Spowodowałyście, że nie mam światu nic do ofiarowania,
więc rewanżuję się w podobny sposób, w jaki świat mnie potraktował.
Na Śląsku i Zagłębiu pojawia się seryjny morderca, który brutalnie zabija swoje ofiary i zdaje się nie pozostawiać żadnych śladów na miejscach przestępstw. Policja staje się bezsilna w starciu z tym przestępcą. Wygląda na to, że żadna kobieta nie może być bezpieczna, chyba że zjawi się ktoś, kto rozwiążę zagadkę i będzie w stanie stawić czoło zabójcy.
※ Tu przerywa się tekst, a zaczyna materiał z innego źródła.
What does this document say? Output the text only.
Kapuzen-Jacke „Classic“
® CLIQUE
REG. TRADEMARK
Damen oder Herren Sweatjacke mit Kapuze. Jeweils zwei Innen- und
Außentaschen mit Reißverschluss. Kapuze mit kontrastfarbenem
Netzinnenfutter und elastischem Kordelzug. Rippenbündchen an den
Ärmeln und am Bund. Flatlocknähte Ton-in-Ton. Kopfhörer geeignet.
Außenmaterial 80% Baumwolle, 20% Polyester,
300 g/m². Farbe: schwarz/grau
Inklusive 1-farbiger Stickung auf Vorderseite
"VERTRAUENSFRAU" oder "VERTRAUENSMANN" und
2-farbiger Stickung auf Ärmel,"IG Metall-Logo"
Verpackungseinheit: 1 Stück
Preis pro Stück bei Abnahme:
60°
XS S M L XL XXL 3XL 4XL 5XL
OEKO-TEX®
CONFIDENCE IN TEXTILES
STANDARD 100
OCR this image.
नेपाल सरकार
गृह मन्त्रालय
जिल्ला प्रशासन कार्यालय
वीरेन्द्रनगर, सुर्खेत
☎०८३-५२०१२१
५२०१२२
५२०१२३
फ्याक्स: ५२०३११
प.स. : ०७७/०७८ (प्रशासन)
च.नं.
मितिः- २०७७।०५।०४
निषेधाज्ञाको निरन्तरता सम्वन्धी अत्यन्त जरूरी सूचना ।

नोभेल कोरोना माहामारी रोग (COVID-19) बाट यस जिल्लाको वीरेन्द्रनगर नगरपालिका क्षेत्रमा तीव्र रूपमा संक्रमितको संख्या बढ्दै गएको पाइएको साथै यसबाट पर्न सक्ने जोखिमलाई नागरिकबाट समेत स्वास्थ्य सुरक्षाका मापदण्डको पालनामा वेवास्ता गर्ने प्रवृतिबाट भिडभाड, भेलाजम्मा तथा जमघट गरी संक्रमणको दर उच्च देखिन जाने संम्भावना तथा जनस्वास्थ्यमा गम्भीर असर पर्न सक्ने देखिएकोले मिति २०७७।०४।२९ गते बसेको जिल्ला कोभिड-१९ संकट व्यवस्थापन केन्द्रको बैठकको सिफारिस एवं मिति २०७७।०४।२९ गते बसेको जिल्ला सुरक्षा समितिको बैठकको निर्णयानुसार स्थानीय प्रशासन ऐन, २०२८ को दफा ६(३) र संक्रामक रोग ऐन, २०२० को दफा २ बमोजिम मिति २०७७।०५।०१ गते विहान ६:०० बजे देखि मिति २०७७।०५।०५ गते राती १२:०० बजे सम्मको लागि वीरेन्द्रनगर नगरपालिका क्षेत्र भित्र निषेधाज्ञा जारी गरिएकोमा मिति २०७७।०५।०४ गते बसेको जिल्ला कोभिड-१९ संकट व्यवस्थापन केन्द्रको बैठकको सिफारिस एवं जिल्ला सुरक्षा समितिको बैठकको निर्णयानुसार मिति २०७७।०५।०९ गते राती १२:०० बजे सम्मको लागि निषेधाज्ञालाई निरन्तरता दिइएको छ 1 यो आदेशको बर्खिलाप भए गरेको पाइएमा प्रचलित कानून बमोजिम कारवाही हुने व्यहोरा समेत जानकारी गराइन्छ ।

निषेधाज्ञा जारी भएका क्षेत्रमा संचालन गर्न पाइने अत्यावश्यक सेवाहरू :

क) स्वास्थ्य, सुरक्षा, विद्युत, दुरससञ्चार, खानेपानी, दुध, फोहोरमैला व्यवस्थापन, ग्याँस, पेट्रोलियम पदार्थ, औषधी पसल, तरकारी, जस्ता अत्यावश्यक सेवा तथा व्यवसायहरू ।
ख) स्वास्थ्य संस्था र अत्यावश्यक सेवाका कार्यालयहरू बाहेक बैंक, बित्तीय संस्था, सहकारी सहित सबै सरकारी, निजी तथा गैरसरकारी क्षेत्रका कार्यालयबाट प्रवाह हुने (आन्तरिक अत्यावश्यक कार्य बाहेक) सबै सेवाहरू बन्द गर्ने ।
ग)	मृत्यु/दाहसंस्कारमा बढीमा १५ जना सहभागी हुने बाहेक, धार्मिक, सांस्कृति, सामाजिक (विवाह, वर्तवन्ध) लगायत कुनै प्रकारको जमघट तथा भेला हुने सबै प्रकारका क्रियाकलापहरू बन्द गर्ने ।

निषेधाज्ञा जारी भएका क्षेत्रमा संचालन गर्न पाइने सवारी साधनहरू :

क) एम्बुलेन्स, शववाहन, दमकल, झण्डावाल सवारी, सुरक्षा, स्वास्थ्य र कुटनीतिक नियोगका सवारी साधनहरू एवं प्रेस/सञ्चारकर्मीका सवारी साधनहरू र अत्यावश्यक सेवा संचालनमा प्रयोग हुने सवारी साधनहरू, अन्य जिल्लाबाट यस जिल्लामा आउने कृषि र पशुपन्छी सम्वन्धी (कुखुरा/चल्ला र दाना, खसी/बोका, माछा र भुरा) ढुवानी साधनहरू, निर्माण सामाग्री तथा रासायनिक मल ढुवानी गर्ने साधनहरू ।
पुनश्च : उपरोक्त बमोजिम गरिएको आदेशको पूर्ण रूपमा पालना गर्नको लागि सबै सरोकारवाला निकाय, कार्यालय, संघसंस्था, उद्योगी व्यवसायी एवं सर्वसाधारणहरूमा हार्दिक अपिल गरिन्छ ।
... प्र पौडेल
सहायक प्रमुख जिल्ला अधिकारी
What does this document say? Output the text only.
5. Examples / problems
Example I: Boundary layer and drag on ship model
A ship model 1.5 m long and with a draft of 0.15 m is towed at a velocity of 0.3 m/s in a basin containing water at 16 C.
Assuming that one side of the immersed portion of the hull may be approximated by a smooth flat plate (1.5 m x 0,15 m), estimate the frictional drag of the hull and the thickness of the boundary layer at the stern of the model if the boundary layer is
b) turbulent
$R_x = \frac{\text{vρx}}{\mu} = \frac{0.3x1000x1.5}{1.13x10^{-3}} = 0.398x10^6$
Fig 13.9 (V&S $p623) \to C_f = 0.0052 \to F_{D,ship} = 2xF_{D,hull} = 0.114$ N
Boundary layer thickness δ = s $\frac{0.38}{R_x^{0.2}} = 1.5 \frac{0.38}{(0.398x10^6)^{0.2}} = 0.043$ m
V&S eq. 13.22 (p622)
Emil Stompor to młody policjant, który dopiero rozpoczyna swoją karierę. Nie zna jeszcze zbyt dobrze pracy gliniarza. Wszyscy traktują go jak żółtodzioba, który nie poradzi sobie z postawionym przed nim zadaniem. Będzie musiał pokazać, że nie potrzebne są mu znajomości, by wspinać się po szczeblach awansu, a prawdziwa wiedza i wnikliwa obserwacja mogą znacznie ułatwić śledztwo. Weźmie udział w niebezpiecznym zadaniu, w którym stawka będzie wysoka. Ceną jest ludzkie życie.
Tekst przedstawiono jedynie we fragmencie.